I don't know when this happened--me turning into a West-Coast-dwelling, meditation-retreat-attending, organic-chocolate-hawking guitar-playing artist. But it did, and I am. So...okay. I guess that's the way it is.

I might have started as a studious, quiet, cross-stitching daughter of Ukrainian immigrants, expected to...well, I don't really know anymore.

But now...I'm the internationally-acclaimed-Montreal-spirited-CBC-best-Seattle-audience-pick-Star-Trek-obsessed-bee-tattooed-loudest-laugh-in-the-room.

And if it's cool with Mrs. Kosyk...it's cool with me.
Exceeded my own expectations by winning Best of Seattle Fringe. This little ostrich was my prize. I named him Mervyn...because any being with eyebrows like that is, of course, named Mervyn.

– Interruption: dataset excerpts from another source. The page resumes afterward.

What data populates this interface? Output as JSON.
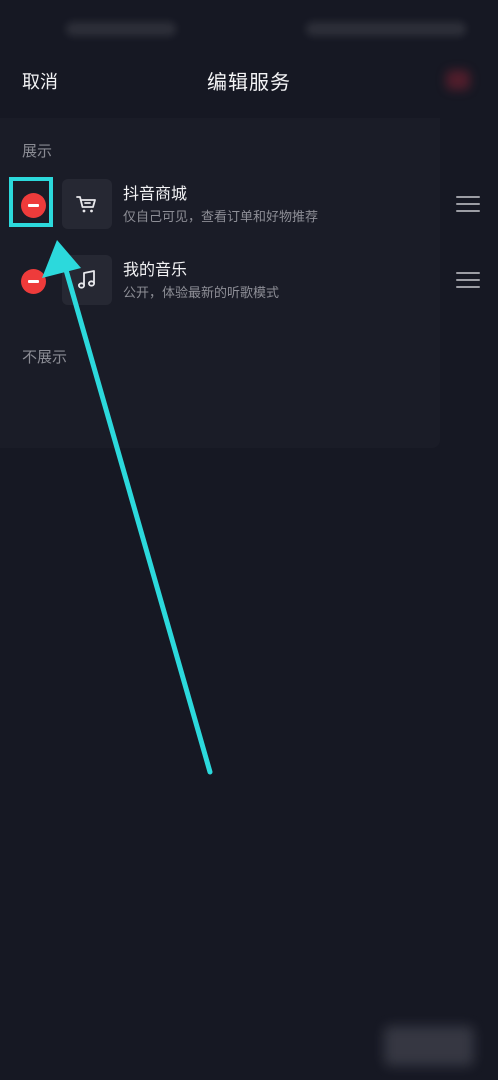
{
  "header": {
    "cancel_label": "取消",
    "title": "编辑服务"
  },
  "sections": {
    "shown_label": "展示",
    "hidden_label": "不展示"
  },
  "services": [
    {
      "title": "抖音商城",
      "subtitle": "仅自己可见，查看订单和好物推荐",
      "icon": "shopping-cart-icon"
    },
    {
      "title": "我的音乐",
      "subtitle": "公开，体验最新的听歌模式",
      "icon": "music-note-icon"
    }
  ],
  "colors": {
    "background": "#161823",
    "remove_button": "#ee3b3b",
    "annotation": "#2cd9dc"
  }
}
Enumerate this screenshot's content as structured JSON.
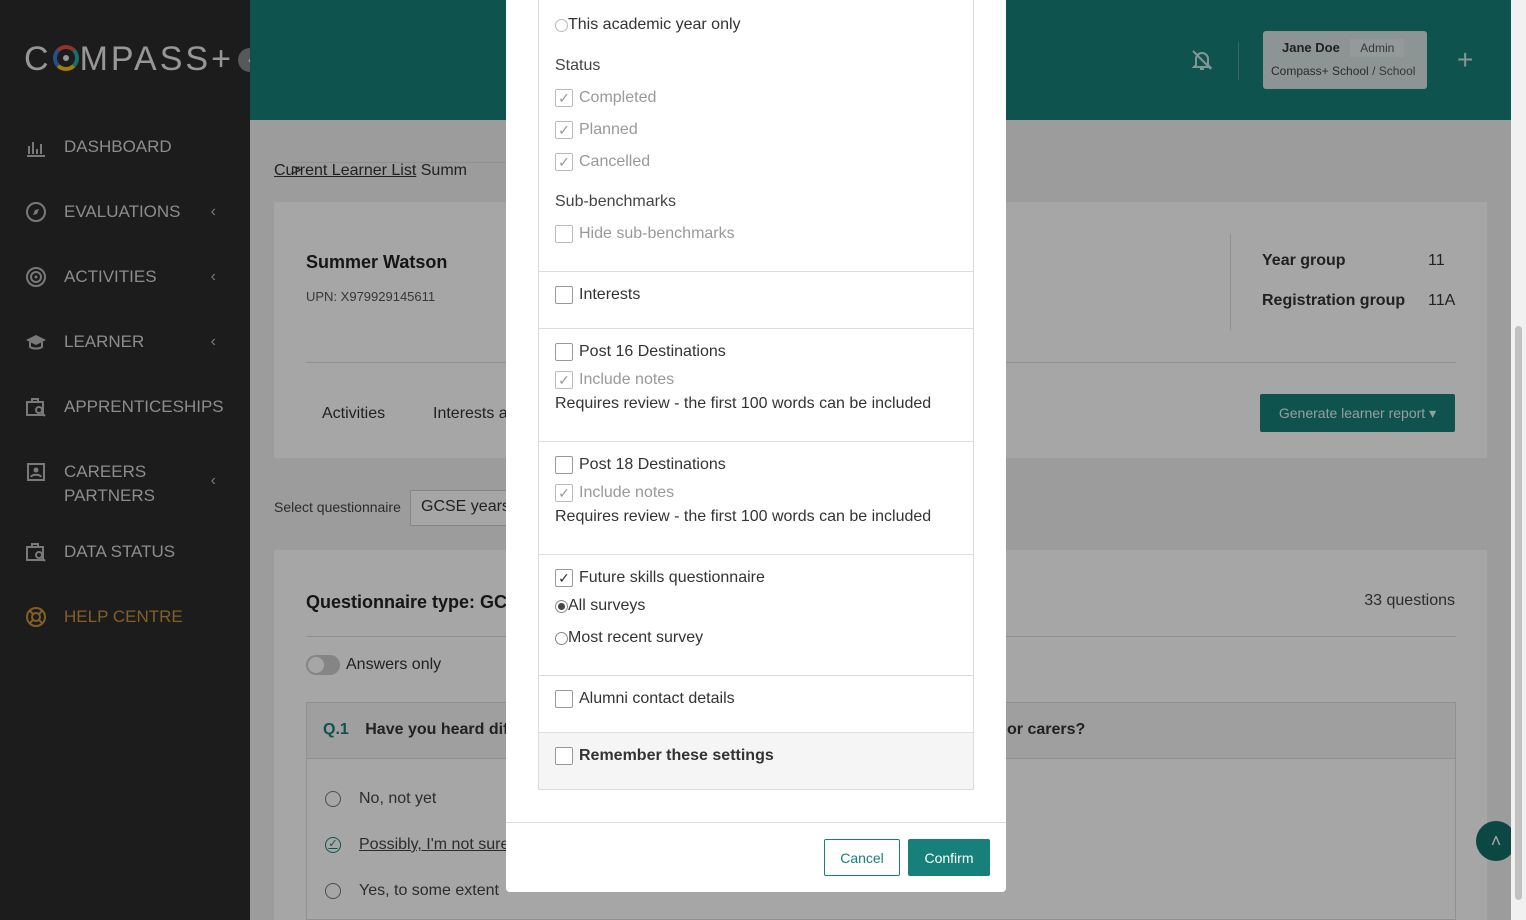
{
  "app": {
    "logo_text": "COMPASS+"
  },
  "sidebar": {
    "items": [
      {
        "label": "DASHBOARD",
        "icon": "chart-icon"
      },
      {
        "label": "EVALUATIONS",
        "icon": "compass-icon"
      },
      {
        "label": "ACTIVITIES",
        "icon": "target-icon"
      },
      {
        "label": "LEARNER",
        "icon": "graduation-cap-icon"
      },
      {
        "label": "APPRENTICESHIPS",
        "icon": "briefcase-search-icon"
      },
      {
        "label": "CAREERS PARTNERS",
        "icon": "id-card-icon"
      },
      {
        "label": "DATA STATUS",
        "icon": "briefcase-search-icon"
      },
      {
        "label": "HELP CENTRE",
        "icon": "lifebuoy-icon"
      }
    ]
  },
  "header": {
    "user_name": "Jane Doe",
    "user_role": "Admin",
    "school": "Compass+ School",
    "school_type": "/ School"
  },
  "breadcrumb": {
    "parent": "Current Learner List",
    "separator": ">",
    "current": "Summ"
  },
  "learner": {
    "name": "Summer Watson",
    "upn": "UPN: X979929145611",
    "year_group_label": "Year group",
    "year_group": "11",
    "reg_group_label": "Registration group",
    "reg_group": "11A"
  },
  "tabs": [
    "Activities",
    "Interests a"
  ],
  "generate_button": "Generate learner report ▾",
  "questionnaire": {
    "select_label": "Select questionnaire",
    "select_value": "GCSE years",
    "type_label": "Questionnaire type: GC",
    "count": "33 questions",
    "answers_only": "Answers only",
    "q_num": "Q.1",
    "q_text_start": "Have you heard dif",
    "q_text_end": "or carers?",
    "options": [
      "No, not yet",
      "Possibly, I'm not sure",
      "Yes, to some extent"
    ]
  },
  "modal": {
    "academic_year_option": "This academic year only",
    "status_label": "Status",
    "status_options": [
      "Completed",
      "Planned",
      "Cancelled"
    ],
    "sub_benchmarks_label": "Sub-benchmarks",
    "hide_sub_benchmarks": "Hide sub-benchmarks",
    "interests": "Interests",
    "post16": "Post 16 Destinations",
    "post18": "Post 18 Destinations",
    "include_notes": "Include notes",
    "review_note": "Requires review - the first 100 words can be included",
    "future_skills": "Future skills questionnaire",
    "all_surveys": "All surveys",
    "most_recent": "Most recent survey",
    "alumni": "Alumni contact details",
    "remember": "Remember these settings",
    "cancel": "Cancel",
    "confirm": "Confirm"
  },
  "colors": {
    "teal": "#17807a",
    "sidebar": "#2b2b2b",
    "help": "#c8923c"
  }
}
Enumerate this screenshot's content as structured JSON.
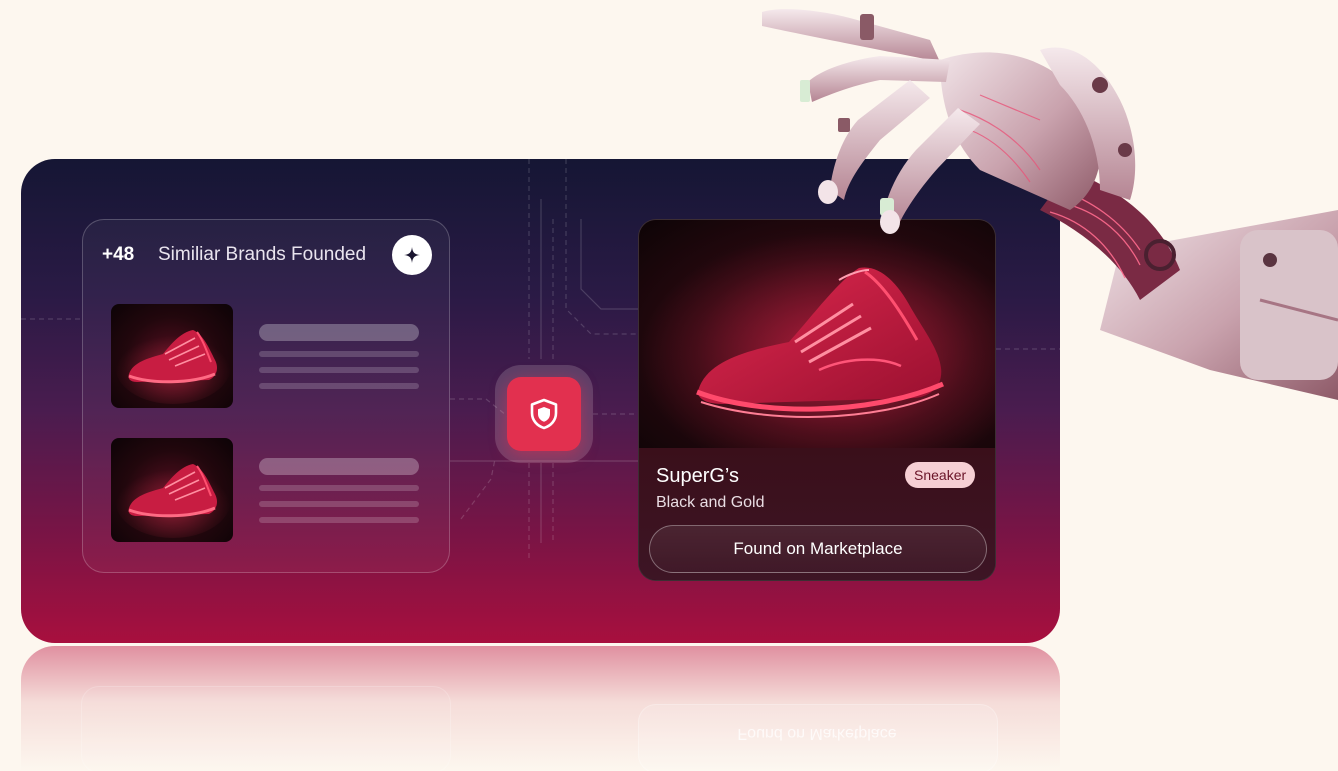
{
  "brands_panel": {
    "count": "+48",
    "title": "Similiar Brands Founded",
    "add_icon": "sparkle-plus-icon"
  },
  "center": {
    "icon": "shield-icon",
    "accent": "#e2304f"
  },
  "product": {
    "name": "SuperG’s",
    "subtitle": "Black and Gold",
    "badge": "Sneaker",
    "action": "Found on Marketplace",
    "reflection_text": "Found on Marketplace"
  },
  "colors": {
    "background": "#fdf7ef",
    "panel_top": "#151634",
    "panel_bottom": "#a80f3e",
    "badge_bg": "#f6cfd4"
  }
}
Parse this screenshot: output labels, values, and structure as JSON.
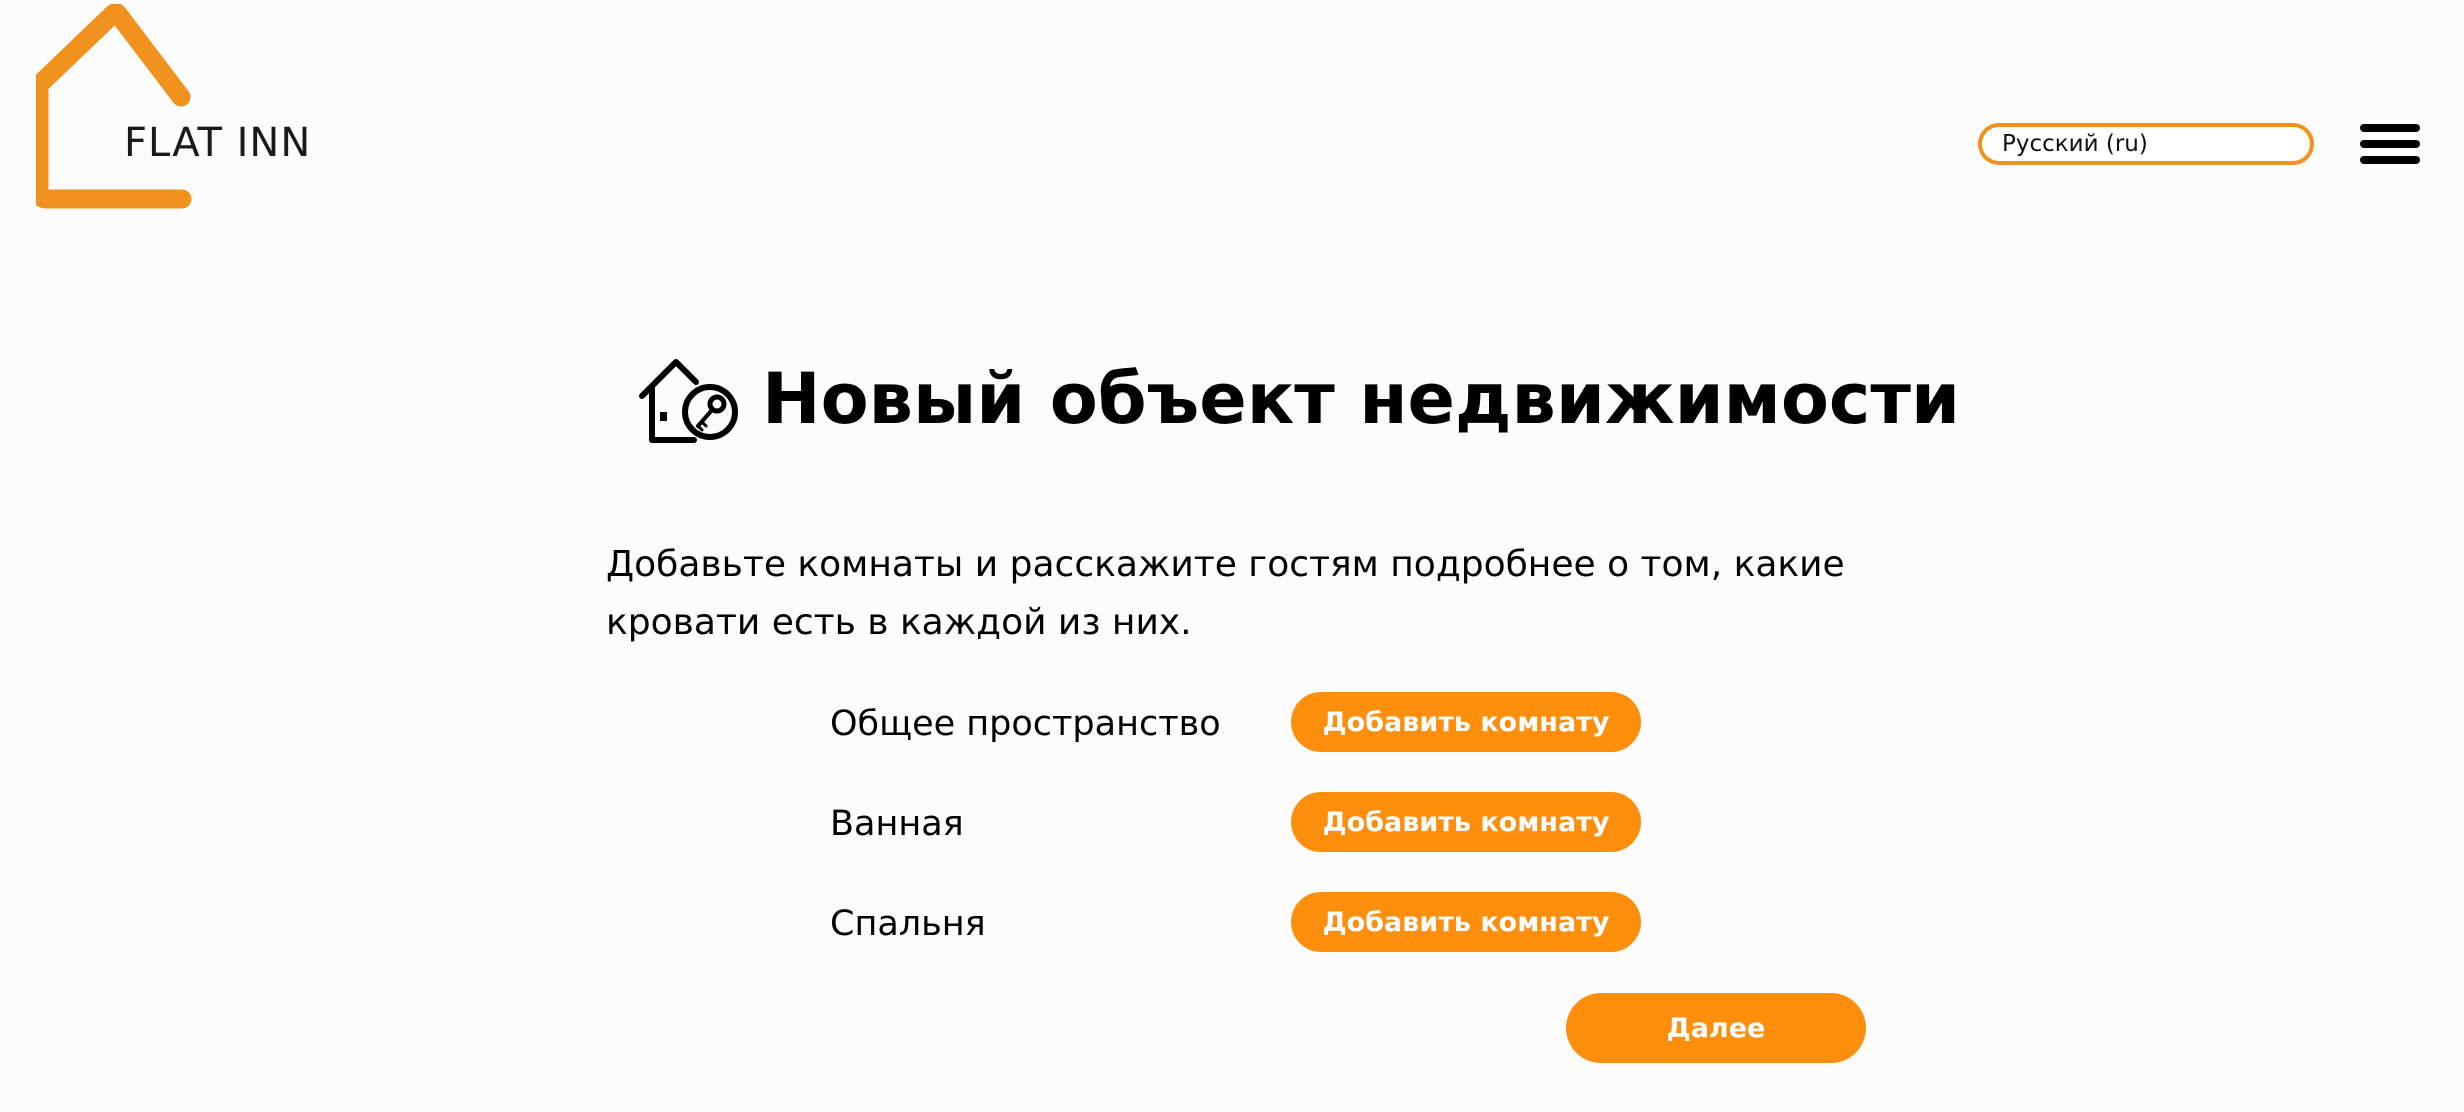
{
  "header": {
    "logo_text": "FLAT INN",
    "logo_icon": "house-outline-icon",
    "language_selected": "Русский (ru)",
    "menu_icon": "hamburger-menu-icon",
    "accent_color": "#f2921e"
  },
  "main": {
    "title_icon": "house-search-icon",
    "title": "Новый объект недвижимости",
    "description": "Добавьте комнаты и расскажите гостям подробнее о том, какие кровати есть в каждой из них.",
    "rooms": [
      {
        "label": "Общее пространство",
        "button_label": "Добавить комнату"
      },
      {
        "label": "Ванная",
        "button_label": "Добавить комнату"
      },
      {
        "label": "Спальня",
        "button_label": "Добавить комнату"
      }
    ],
    "next_label": "Далее",
    "button_color": "#fe8f0d"
  }
}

Tuesday, September 18, 2012

Hello Class, I'm Yana, it's like Donna with a Y


Today I did something terrifying. I've never done it before, though I've thought about it a lot. And imagined in my head how it would go. My friends have done it, some of them a bunch of times. I wanted to try. I thought--this might be fun. Or it might be the end of me.

Today I began a 10 week, twice-a-week session of teaching 7th graders how to write plays.

Excuse me? Am I actually in a place where I can TEACH this stuff? And--gasp--get PAID to teach this stuff? Apparently so. And teach it well, even--I got an email from the classroom teacher that I had done a fabulous job. So despite my initial fear...I succeeded.

I've been doing a lot of things lately that scare me a little. Well...scare me a lot. I switched departments in my day job, reducing my hours to next to nothing but staying with a company I respect (translation: living on savings for a bit) and leaving me lots of time for writing. Which I'm going to need since I'm currently writing my next play, "I Think My Heart Needs Glasses." It took me 2 years total to create "The Ukrainian Dentist's Daughter" that toured this summer. I have 7.5 months left for this next one to be audience worthy for Montreal (holy kites!).
I think my heart needs glasses...green glittered glasses.

"I Think My Heart Needs Glasses" is the product of a lot of different ideas that came together when I did a 10 day silent Vipassana meditation retreat at the end of August. I'll tell you this much: keeping quiet is the easiest part. It's like after a show, when an audience member comes up to you in awe and says, "Gosh, how do you remember all of those lines?" and you just smile kindly and say, "A lot of practice." The biggest challenge of the retreat isn't silence: it is living in your head with absolutely no distractions--no talking, no books, no music, no journal, no internet. It's a trip. If you want to know more, check out my play next year.

I also: decided to apply to graduate school, started taking guitar lessons, got set up on 2 blind dates, and cut bangs into my hair. I've been busy since I last wrote a blog.

In addition to all that, "The Ukrainian Dentist's Daughter" opens in the Seattle Fringe on Wednesday. Which shouldn't phase me at all--I've performed my show countless times (okay, 16 times) this summer. I'm fairly certain that I've got it down--but I also feel like every time I put this show down for a bit it feels completely different when I pick it back up again. And maybe those differences are only visible to me (or to my friends here in Seattle who have seen my show 2-3 times already--bless your souls!). But they are unnerving, every time.

However, perhaps that nervous feeling about my show is a testament to my connection to the piece. I'm not on autopilot for it. Yes, I feel I could recite it in my sleep, but acting it--that's a different story. Every time I start it up again I get the same feeling I did today in front of my 7th graders: that there is a very strong possibility I am going to fall on my face.

I hope that feeling never goes away. The day it does is the day I stop performing.